A European Commission source said Mr Casado won unofficial backing from Brussels on Monday for such an idea.

"It is not quite clear yet what would be the legal basis for a new EU mandate in Mostar once the city assembly is set up and the new mayor elected," said the source.

EU ministers are expected to consider the suggestion later this month.

One of the main EU agendas, Mr Gasic said, would be trying to bring back thousands of refugees expelled from their homes on both sides of the line during the 1993-94 Croat Muslim war.

Nationalist forces who carved out separatist entities in Bosnia during the war have blocked refugees from returning home where they would now be in a minority, a major violation of the 1995 Dayton peace treaty.

Mr Casado met the mayors of east and west Mostar yesterday to congratulate them on the peaceful, orderly conduct of the elections and expressed the hope that new Joint institutions would be formed soon.

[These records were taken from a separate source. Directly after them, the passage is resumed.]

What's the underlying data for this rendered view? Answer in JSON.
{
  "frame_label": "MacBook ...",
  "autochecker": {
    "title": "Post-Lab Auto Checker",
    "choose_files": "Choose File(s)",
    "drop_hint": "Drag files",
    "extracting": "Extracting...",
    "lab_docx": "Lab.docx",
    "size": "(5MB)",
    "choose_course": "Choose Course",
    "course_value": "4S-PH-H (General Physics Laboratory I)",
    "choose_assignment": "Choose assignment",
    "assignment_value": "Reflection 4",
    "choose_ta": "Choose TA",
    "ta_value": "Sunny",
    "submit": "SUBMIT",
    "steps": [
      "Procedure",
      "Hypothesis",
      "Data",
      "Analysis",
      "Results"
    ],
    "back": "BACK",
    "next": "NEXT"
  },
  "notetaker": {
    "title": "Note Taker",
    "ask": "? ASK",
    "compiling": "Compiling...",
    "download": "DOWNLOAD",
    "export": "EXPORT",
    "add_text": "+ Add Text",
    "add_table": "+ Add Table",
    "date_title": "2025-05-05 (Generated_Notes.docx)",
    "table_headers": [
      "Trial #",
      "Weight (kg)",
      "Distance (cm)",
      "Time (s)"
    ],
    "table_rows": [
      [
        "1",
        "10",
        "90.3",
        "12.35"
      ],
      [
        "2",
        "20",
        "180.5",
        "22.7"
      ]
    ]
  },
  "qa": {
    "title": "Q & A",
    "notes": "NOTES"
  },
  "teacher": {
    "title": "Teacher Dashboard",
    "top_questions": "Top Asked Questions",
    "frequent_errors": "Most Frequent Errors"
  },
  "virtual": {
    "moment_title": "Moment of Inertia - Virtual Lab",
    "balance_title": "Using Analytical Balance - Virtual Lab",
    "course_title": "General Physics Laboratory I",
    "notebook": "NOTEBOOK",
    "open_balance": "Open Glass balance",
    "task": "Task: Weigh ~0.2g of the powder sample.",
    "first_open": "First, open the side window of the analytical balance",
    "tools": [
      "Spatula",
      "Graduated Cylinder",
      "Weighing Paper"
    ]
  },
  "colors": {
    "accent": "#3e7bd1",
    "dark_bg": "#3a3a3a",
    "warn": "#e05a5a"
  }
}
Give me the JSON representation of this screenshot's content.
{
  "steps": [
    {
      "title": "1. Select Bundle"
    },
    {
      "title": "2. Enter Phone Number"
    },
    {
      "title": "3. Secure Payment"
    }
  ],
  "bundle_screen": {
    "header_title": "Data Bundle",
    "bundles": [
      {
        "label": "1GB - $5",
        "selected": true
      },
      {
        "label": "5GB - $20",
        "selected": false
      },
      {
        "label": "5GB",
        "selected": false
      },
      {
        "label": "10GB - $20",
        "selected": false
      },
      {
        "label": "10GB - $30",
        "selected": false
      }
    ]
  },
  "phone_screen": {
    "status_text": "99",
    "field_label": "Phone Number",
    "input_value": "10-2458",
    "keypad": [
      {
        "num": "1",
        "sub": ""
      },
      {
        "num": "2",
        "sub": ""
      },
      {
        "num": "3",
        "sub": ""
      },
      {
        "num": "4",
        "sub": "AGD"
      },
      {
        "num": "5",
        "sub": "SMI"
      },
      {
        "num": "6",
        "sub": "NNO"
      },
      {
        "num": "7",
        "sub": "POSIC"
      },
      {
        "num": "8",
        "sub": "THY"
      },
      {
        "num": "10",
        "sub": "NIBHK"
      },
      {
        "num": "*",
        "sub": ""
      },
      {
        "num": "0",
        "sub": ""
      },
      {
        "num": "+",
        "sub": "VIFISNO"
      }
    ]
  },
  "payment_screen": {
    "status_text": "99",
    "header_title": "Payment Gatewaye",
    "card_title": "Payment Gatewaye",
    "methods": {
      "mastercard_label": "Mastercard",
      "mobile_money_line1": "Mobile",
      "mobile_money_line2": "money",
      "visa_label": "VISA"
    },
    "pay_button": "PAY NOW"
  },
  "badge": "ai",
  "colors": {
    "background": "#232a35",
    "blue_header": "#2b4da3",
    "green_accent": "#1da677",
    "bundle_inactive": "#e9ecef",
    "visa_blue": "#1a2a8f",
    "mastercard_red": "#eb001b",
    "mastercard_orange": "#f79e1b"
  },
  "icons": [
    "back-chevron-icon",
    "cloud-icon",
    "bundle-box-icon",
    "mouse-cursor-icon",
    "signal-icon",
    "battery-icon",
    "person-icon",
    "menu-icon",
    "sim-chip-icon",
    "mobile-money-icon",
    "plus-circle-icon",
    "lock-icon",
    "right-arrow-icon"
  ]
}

The joint 37 member municipal assembly is supposed to hold its first session and elect a mayor two weeks after final official results are announced by the electoral commission, expected today or tomorrow.

According to unofficial returns issued on Monday, the SDA party of Bosnia's Muslim led central government led the opposing Bosnian Croat HDZ by a 3 per cent margin.

Mr Gasic said the pro-unification SDA will, according to unofficial projections, obtain a 19-18 or 20-17 edge in seats.

But even in the latter case, he said, the SDA will be in no position to decide on key issues, including the city's budget, without the consent of the HDZ.

"The estimate is that there will be no classical majority opposition relationship. It would not be politically feasible in a town where the electorate is physically divided along ethnic lines," Mr Gasic said.

The united city assembly and its executive body would be in charge of Mostar's budget, economy, infrastructure, airport and railway station. District councils would have jurisdiction over schooling, culture, sport and religious activities.

Meanwhile, in the Bosnian Serb capital of Pale, the "vice president", Ms Biljana Plavsic, said yesterday she would not use her new executive powers to hand over Dr Radovan Karadzic to the UN war crimes tribunal.

"By our law it is forbidden for a person on the territory of Republika Srpska to be handed over to a foreign court. If you deviate from the law you have chaos. We don't want that," Ms Plavsic told reporters.